For Anyone Who Doubts a Major Turning Point in Human History Arrived: As Economies Grew, So Did Population
As we have seen, economic growth began about 200 years ago and has increased exponentially since then; human population has followed the same pattern.
Historian David Christian describes this as “a sudden breakdown in an ancient equilibrium between a large mammal species and the environment it inhabits.”
According to Christian, “A biologist, looking at the diagram showing the recent growth in world population in a long-range perspective, said that he had the impression of being in the presence of the growth curve of a microbe population in a body suddenly struck by some infectious disease” (“Big History”).
This may be somewhat hyperbolic, but is not too much of an exaggeration. The sudden population growth is perhaps the single most significant event in the history of mankind.
For our purposes, two facts are worthy of note: the charts showing population and economic growth look almost exactly the same, and no one knows why either occurred.
Thomas Malthus became most famous—and infamous—for An Essay on the Principle of Population, which predicted that as of the late 18th century human population could not grow because “the power in the earth” had reached its food-producing limits.
Famine seems to be the last, and most dreadful resource of nature. The power of population is so superior to produce subsistence in man, that premature death must in some shape or other visit the human race….gigantic inevitable famine stalks…..that [is true] in every age and in every state in which has existed, or does now exist. (An Essay on the Principle of Population)

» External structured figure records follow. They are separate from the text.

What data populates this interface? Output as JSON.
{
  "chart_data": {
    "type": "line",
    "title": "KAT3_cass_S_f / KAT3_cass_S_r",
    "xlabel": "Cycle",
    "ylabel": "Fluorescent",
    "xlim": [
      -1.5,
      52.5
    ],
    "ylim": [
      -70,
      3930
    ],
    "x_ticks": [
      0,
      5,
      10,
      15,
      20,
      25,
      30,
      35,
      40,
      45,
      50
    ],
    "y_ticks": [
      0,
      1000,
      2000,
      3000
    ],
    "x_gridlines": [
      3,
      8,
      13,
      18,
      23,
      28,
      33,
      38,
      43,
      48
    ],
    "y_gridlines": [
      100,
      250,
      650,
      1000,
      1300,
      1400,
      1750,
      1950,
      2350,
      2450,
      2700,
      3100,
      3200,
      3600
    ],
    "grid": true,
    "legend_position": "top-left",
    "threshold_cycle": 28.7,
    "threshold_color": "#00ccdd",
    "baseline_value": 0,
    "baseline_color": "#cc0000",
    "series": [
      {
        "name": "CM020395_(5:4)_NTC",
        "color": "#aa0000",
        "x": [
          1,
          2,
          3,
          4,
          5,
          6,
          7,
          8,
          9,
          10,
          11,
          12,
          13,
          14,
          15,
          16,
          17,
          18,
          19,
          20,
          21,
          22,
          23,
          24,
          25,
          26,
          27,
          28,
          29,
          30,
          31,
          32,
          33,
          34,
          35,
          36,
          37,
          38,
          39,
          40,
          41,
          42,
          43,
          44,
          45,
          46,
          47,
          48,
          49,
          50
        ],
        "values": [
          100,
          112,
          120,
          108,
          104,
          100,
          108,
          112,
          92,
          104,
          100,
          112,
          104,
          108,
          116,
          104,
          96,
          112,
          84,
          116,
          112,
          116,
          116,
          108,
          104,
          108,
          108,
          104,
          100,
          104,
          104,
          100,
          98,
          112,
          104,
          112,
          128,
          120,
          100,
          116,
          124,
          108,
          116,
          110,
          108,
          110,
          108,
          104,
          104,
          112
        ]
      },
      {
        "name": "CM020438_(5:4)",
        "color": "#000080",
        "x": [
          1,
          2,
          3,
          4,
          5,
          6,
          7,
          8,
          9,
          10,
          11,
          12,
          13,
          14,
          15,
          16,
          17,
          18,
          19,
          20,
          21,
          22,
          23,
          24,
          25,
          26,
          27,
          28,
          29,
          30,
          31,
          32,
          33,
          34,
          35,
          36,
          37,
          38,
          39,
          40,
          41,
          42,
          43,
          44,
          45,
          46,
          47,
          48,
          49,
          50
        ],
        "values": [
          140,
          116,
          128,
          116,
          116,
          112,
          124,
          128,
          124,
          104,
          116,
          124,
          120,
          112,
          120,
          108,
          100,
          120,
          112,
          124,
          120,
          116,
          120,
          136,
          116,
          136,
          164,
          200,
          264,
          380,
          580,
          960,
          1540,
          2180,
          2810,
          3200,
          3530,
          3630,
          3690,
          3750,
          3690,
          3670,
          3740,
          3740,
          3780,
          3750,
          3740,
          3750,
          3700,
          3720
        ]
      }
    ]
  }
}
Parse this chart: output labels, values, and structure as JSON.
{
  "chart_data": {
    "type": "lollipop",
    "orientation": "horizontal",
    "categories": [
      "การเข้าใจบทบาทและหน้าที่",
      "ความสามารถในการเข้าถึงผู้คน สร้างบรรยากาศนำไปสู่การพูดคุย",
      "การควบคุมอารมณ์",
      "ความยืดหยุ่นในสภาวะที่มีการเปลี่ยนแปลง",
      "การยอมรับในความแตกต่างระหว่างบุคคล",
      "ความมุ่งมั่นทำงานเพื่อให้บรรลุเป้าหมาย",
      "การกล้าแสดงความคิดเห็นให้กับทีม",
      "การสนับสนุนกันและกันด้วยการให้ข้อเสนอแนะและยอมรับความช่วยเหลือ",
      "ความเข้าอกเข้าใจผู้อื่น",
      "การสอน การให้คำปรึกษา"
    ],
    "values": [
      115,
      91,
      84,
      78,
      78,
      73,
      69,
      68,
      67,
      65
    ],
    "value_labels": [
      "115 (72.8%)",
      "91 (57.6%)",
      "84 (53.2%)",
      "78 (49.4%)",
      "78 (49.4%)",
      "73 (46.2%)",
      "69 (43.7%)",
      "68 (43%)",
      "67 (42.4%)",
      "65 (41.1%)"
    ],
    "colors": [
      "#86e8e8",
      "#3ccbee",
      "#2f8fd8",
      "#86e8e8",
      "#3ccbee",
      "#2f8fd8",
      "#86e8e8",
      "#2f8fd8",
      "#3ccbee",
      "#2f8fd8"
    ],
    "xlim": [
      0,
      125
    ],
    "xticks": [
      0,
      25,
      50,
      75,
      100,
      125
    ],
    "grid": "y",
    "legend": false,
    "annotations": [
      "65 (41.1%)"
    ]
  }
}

Malthus then explained that “the two powers of population and of production of the earth” form an “insurmountable” barrier and “great law” that prevent anything but a constant struggle for scarce resources.
“No fancied equality,” he wrote, “no agrarian regulations in their utmost extent could remove the pressure of it even for a single century… And it appears, therefore, to be decisive against a society, all of the members of which should live in ease, happiness, and comparative leisure; and feel no anxiety about providing the means of subsistence for themselves and families.”
He was, by many measures, extraordinarily wrong. World population, then about 900 million, is now more than 7.3 billion and still rising.
Nonetheless, in an analysis little noticed at the time and which most scholars still ignore, Malthus opened his Essay on the Principle of Population by describing what virtually none of his contemporaries even imagined: an era of great change was already well underway:
The great and unlooked for discoveries that have taken place of late years…the increasing diffusion of general knowledge from the extension of the art of printing, the ardent and unshackled spirit of inquiry that prevails…the new and extraordinary lights that have been thrown on political subjects…have all concurred to lead many able men into the opinion that we are touching on a period big with the most important changes, changes that would in some measure be decisive of the future fate of mankind.